We performed a sensitivity analysis on each gold CGU that was tested as part of the goodwill impairment test, as well as those gold CGUs which we believe are most sensitive to changes in the key assumptions. We flexed the gold prices, WACC and NAV multiple, which are the most significant assumptions that impact the impairment calculations. We first assumed a +/- $100 per ounce change in our gold price assumptions, while holding all other assumptions constant. We then assumed a +/-1% change in our WACC, independent from the change in gold prices, while holding all other assumptions constant. Finally, we assumed a +/- 0.1 change in the NAV multiple, while holding all other assumptions constant. These sensitivities help to determine the theoretical impairment losses or impairment reversals that would be recorded with these changes in gold prices, WACC and NAV multiple.
If the gold price per ounce was decreased by $100, non-current asset impairments would have been recognized of $114 million at Hemlo and $196 million at Bulyanhulu, and an impairment of the Kibali equity investment of $312 million.
If the WACC was increased by 1%, a non-current asset impairment of $107 million would have been recognized at Bulyanhulu, and an impairment of the Kibali equity investment would have been recognized of $213 million.
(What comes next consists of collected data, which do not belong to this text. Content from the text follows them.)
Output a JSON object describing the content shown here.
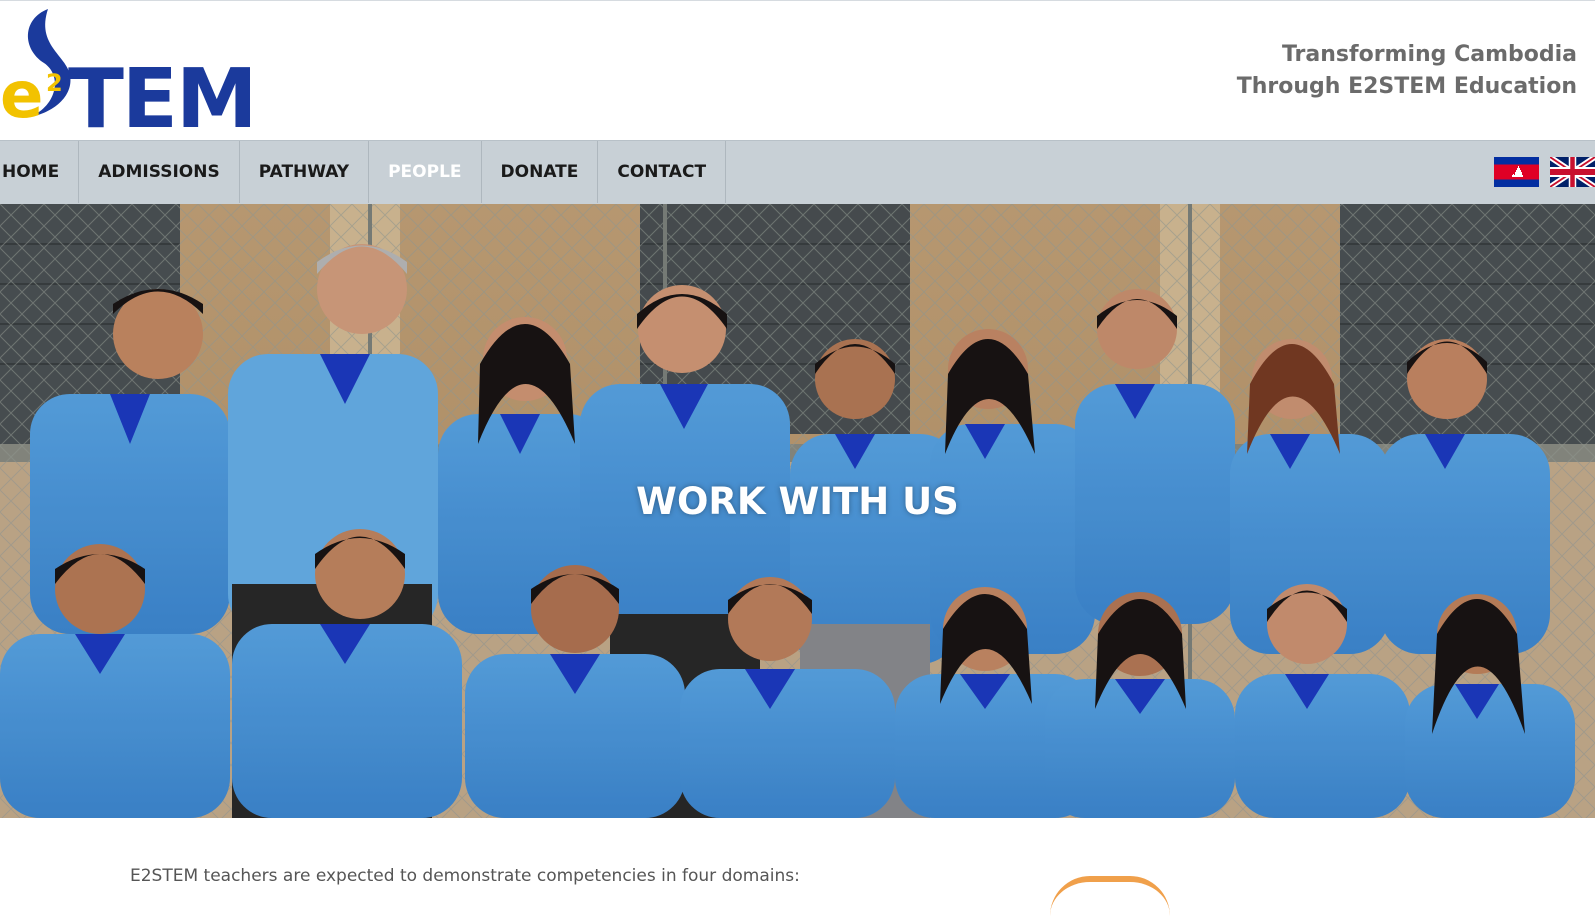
{
  "header": {
    "logo": {
      "sup": "2",
      "letter": "e",
      "text": "TEM"
    },
    "tagline_line1": "Transforming Cambodia",
    "tagline_line2": "Through E2STEM Education"
  },
  "nav": {
    "items": [
      {
        "label": "HOME",
        "active": false
      },
      {
        "label": "ADMISSIONS",
        "active": false
      },
      {
        "label": "PATHWAY",
        "active": false
      },
      {
        "label": "PEOPLE",
        "active": true
      },
      {
        "label": "DONATE",
        "active": false
      },
      {
        "label": "CONTACT",
        "active": false
      }
    ],
    "flags": [
      "cambodia-flag-icon",
      "uk-flag-icon"
    ]
  },
  "hero": {
    "title": "WORK WITH US",
    "image": "group-photo-of-staff-in-blue-polo-shirts"
  },
  "content": {
    "intro": "E2STEM teachers are expected to demonstrate competencies in four domains:"
  },
  "colors": {
    "brand_blue": "#1b3a9c",
    "brand_yellow": "#f2c200",
    "nav_bg": "#c8d0d6",
    "shirt_blue": "#4f9fe3",
    "collar_blue": "#1d3bc6",
    "accent_orange": "#f0a04b"
  }
}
If the NAV multiple was decreased by 0.1, a non-current asset impairment of $106 million would have been recognized at Bulyanhulu, and an impairment of the Kibali equity investment would have been recognized of $254 million.
The carrying value of the CGUs that are most sensitive to changes in the key assumptions used in the FVLCD calculation are: 
As at December 31, 2023 Carrying Value
Loulo-Gounkoto $3,400 
Kibali1
2,624 
Lumwana 1,756 
Bulyanhulu 833 
Veladero 549 
Hemlo 363 
Long Canyon 55 
1Kibali’s carrying value is comprised of the equity investment and JV receivable.